Sure, Santiago tries killing a few of them, but drops his harpoon because his hands are just as old as he is. By nighttime, the sharks have pretty much eaten the entire marlin. Only a bleach white skeleton remains, silently mocking him in the murky darkness. Santiago realizes he’s still unlucky. REALLY unlucky. (Duh!) He calls the sharks “dream killers”. Which isn’t really all that fair. I mean, the sharks were just doing their job and the marlin… Jesus, don’t even get me started on the marlin! It was just hanging out one day, minding its own business, maybe thinking about ways it could be a better provider for its family and WHAM! Harpoon in the brain. Who’s the “dream killer” now, fuckface? The hypocrisy is pretty much boundless at this point.

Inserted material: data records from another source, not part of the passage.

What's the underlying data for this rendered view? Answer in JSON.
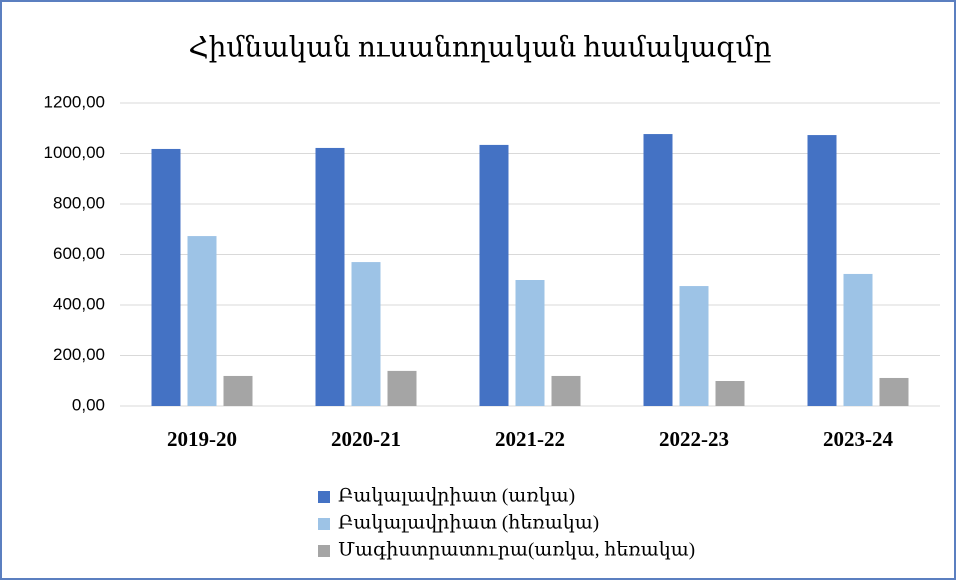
{
  "chart_data": {
    "type": "bar",
    "title": "Հիմնական ուսանողական համակազմը",
    "categories": [
      "2019-20",
      "2020-21",
      "2021-22",
      "2022-23",
      "2023-24"
    ],
    "series": [
      {
        "name": "Բակալավրիատ (առկա)",
        "color": "#4472c4",
        "values": [
          1018,
          1022,
          1034,
          1077,
          1073
        ]
      },
      {
        "name": "Բակալավրիատ (հեռակա)",
        "color": "#9dc3e6",
        "values": [
          673,
          570,
          499,
          475,
          523
        ]
      },
      {
        "name": "Մագիստրատուրա(առկա, հեռակա)",
        "color": "#a5a5a5",
        "values": [
          119,
          139,
          119,
          99,
          111
        ]
      }
    ],
    "ylim": [
      0,
      1200
    ],
    "yticks": [
      {
        "value": 0,
        "label": "0,00"
      },
      {
        "value": 200,
        "label": "200,00"
      },
      {
        "value": 400,
        "label": "400,00"
      },
      {
        "value": 600,
        "label": "600,00"
      },
      {
        "value": 800,
        "label": "800,00"
      },
      {
        "value": 1000,
        "label": "1000,00"
      },
      {
        "value": 1200,
        "label": "1200,00"
      }
    ],
    "grid": true,
    "legend": "bottom"
  }
}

Eventually Santiago makes it ashore. Leaving the bones of the marlin and the boat, he hobbles to his shack. He makes it home and crashes, like I said, he’s super tired. The next morning a group of fishermen gather around Santiago’s boat. One measures the skeleton and, holy shit shingles! It’s over 18 feet! The head of the fish is given to Pedrico (strange that this is the first mention of him) and the other fishermen ask Manolin to send their glad tidings to the old man. Manolin brings Santiago newspapers and coffee when he wakes and they decide to fish together again. Many years later, there’s a Red Lobster Restaurant in nearly every city in America, offering a casual dining experience and convenient parking.”
Although this is enough to make you feel like busting down Ryan Reynolds’ door and demanding they speed up the filming process, the likelihood of more Deadpool teasers is pretty high and perhaps that may help us to get through this trying time in our lives without our proper dosage of DeadPool being administered daily. No matter what the case is, it’s pretty obvious that Deadpool 2 is going to be worth the wait and at least we have a new novel to consider reading in the meantime.